The immortal fish debate is real and the community frustration behind it is legitimate, but it’s also the kind of feedback loop that Early Access is specifically designed to surface. Unknown Worlds now knows exactly where the game falls short, and they’ve committed to addressing it — even if they’re not changing the core design direction. That’s Early Access working as intended. The community complained, the developers heard it, and now patches are coming.

The contrast with how some other studios have handled community feedback recently is actually worth noting. When developers dig in defensively and refuse to engage — or worse, tell players to go play something else — it compounds the problem. The Unknown Worlds community letter isn’t perfect, but it’s honest, specific, and appropriately humbled. That matters in an era where live-service games are struggling to maintain community trust and players are increasingly vocal about holding studios accountable.

The Bottom Line

Subnautica 2 is not adding weapons or the ability to kill creatures — that’s final according to Unknown Worlds. What is changing: creature balance across aggro range, aggression levels, Survival Multitool effectiveness, and flare utility will all be adjusted in upcoming patches.

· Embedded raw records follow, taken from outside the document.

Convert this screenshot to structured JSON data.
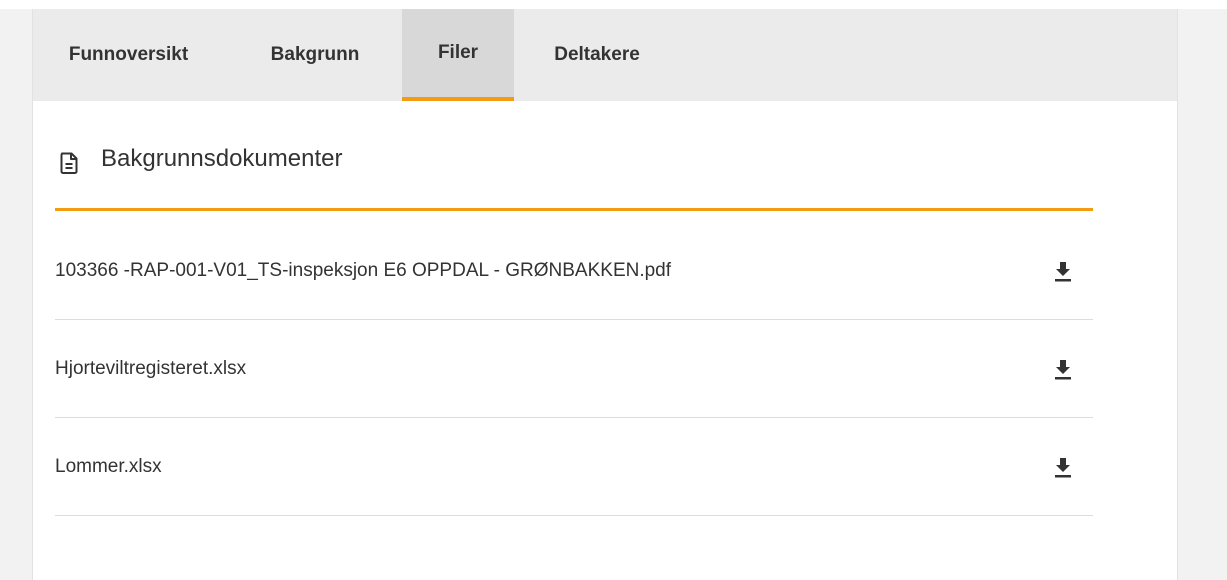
{
  "tabs": [
    {
      "label": "Funnoversikt",
      "active": false
    },
    {
      "label": "Bakgrunn",
      "active": false
    },
    {
      "label": "Filer",
      "active": true
    },
    {
      "label": "Deltakere",
      "active": false
    }
  ],
  "section": {
    "icon": "document-icon",
    "title": "Bakgrunnsdokumenter"
  },
  "files": [
    {
      "name": "103366 -RAP-001-V01_TS-inspeksjon E6 OPPDAL - GRØNBAKKEN.pdf",
      "action_icon": "download-icon"
    },
    {
      "name": "Hjorteviltregisteret.xlsx",
      "action_icon": "download-icon"
    },
    {
      "name": "Lommer.xlsx",
      "action_icon": "download-icon"
    }
  ],
  "colors": {
    "accent": "#f39c12",
    "tabbar_bg": "#ebebeb",
    "active_tab_bg": "#d8d8d8",
    "text": "#333333"
  }
}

The team has apologised for dismissive responses from individual developers and committed to treating community feedback with more care throughout Early Access. Whether the balance changes are enough to satisfy the vocal portion of the playerbase that wants lethal options will depend entirely on execution. For now, if you’re bouncing off Subnautica 2’s current creature balance, it’s worth waiting for those patches before writing it off — the bones of the game are clearly exceptional, even if the tuning still needs work.